Title: something about basement being colder than upstairs

It's cold.

: put some more clothes on.

why don’t you turn up the heater?

: it’s already on 70 degrees.

feels like 0 degrees.

: it’s probably 60 degrees down here.

: if i turn up the heater to 73 degrees, it’s not going to change downstairs much. mostly just upstairs will get hotter.

that sucks.

: you could put more clothes on. or bring a blanket. or just go upstairs.

i’ll get my blanket.

[goes and comes back]

why is the basement always colder than upstairs?

: it’s because hotter air rises. that also means that colder air goes down, which is because the hotter air is pushing up.

why does that happen?

: ok there’s a bunch of parts to explain why it happens, so bare with me.


: do you remember that when stuff gets hotter it get’s bigger?

oh ya! … but i forgot why.

: i’m getting there. do you remember that everything is made of atoms?


: and do you remember that atoms are always moving around?

ya. [balloon of kid imagining atoms moving around]

: well, when something is hotter, that’s because the atoms in it are moving around faster. the hotter it is, the faster the atoms are going. [balloon of kid imagining two jars of gas with different temperatures, and the hotter one’s atoms are moving faster]

: and the faster they go, the more they bump into each other and spread apart from each other. and the more they bump and push onto the thing it’s in. [show picture of it.]

ok. but why does the hotter stuff go up?

: well, do you remember that the heavier stuff goes down, and the lighter stuff goes up?

oh ya, like when we stand in sand!

: right. when you stand in the sand, you’re heavier than the sand so you are pushing down and the sand is being pushed up.
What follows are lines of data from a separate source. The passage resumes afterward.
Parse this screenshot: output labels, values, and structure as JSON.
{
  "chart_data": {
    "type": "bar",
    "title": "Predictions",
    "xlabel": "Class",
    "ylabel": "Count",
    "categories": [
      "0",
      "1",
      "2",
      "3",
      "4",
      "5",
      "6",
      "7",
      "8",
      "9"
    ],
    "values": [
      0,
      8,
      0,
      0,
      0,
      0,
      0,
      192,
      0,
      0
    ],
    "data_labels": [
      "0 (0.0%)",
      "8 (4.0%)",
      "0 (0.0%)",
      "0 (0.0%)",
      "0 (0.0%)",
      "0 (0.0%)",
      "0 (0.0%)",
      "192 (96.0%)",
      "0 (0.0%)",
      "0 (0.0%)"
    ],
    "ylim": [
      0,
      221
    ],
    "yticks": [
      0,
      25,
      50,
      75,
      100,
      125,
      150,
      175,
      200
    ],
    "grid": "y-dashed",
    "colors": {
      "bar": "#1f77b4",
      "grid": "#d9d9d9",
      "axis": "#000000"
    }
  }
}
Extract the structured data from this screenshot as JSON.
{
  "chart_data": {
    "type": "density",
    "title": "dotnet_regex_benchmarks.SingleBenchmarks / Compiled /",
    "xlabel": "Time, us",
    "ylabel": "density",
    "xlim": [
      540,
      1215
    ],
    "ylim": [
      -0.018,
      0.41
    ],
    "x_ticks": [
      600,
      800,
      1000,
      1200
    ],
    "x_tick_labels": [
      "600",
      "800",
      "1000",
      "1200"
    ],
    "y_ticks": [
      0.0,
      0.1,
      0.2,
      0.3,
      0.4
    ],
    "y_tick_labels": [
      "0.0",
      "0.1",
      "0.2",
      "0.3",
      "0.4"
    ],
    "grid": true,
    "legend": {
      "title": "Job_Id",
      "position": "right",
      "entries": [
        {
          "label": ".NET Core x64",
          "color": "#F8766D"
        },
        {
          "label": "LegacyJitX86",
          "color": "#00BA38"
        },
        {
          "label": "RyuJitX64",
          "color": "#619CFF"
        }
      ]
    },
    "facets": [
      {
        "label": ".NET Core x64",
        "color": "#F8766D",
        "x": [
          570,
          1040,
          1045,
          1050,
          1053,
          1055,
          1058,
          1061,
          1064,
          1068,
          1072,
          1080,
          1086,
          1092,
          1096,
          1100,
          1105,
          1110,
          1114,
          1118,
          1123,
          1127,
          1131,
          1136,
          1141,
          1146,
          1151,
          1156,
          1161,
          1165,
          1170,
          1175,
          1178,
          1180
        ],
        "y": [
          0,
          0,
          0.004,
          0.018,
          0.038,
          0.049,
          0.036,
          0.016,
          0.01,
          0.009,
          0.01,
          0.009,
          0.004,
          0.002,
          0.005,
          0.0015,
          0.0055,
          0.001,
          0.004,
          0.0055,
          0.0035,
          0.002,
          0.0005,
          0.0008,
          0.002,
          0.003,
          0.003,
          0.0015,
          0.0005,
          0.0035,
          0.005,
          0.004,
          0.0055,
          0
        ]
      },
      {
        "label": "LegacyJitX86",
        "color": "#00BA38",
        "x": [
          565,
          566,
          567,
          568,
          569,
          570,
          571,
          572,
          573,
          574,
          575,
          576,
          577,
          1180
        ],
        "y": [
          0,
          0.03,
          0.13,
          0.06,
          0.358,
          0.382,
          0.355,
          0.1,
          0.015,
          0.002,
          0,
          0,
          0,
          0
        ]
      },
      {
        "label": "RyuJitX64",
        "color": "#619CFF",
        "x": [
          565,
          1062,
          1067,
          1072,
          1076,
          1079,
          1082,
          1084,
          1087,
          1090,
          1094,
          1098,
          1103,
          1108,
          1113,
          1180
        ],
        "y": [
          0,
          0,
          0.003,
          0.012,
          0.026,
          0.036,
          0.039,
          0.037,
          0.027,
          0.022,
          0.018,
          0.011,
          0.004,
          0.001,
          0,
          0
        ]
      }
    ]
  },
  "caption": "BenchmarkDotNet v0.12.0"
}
: and the same thing happens with colder air and hotter air. the colder air is heavier than the hotter air, so the hotter air is pushing down and the colder air is being pushed up.

but wait, why is the colder air heavier than the hotter air?

: it’s because of what I said before about spreading apart. i said that hotter air means that the atoms in it are moving faster, and that means that they are bumping into each other more and spreading apart more. so there’s less stuff in one spot.

oh i get it.


why does my finger get white when i do this? [squeezes finger together]

: because you’re making the blood go somewhere else.

that’s what I thought!

: [smile]


why does my hand feel weird while watching a movie?

: you mean it’s tingling?


: how are you watching? i mean, are you laying on your hand?

i’m doing it like this. [shows propping up head with arm]

: well you’re cutting off the nerve communication to your brain. and that weird feeling is because the communication is not working right.

why is that happening?

: well you’d have to learn about what nerves are, what they are for, and how they work.

so what’s a nerve?

: a nerve is a type of cell in the body. it sends signals between the body and the brain.

what’s a cell?

: our bodies are made of cells.

i thought we’re made of atoms.

: yes we are made of atoms. a bunch of atoms together make a molecule. and a bunch of molecules together make a cell. 


: cells live and die, and they divide and make more of themselves.

like us?

: yes except for a cell is the smallest living thing.


: so back to nerves. a nerve is a cell whose job it is to send signals between the body and the brain.

what’s that for?

: well, like for example, when your skin gets hot, there are sensors in your skin that measure that it’s hot. and then your nerves carry that information to your brain.

oh cool.

: another example is where your brain tells your body part to move away so you’re not touching the hot thing anymore.

: but when you put pressure on those nerves, then it doesn’t work right. that’s why you can’t feel much in that area of your body, and that’s why it’s harder to move it the way you want to. and that’s why it’s tingling.

what’s pressure?

: like, you’re putting your weight on those nerves.

is it bad to do that?

: only if it’s for many hours.

like when i’m sleeping?

: if you don’t move at all? ya it could be bad.

[concerned look]

: but when you sleep you move around some, especially when you’re uncomfortable.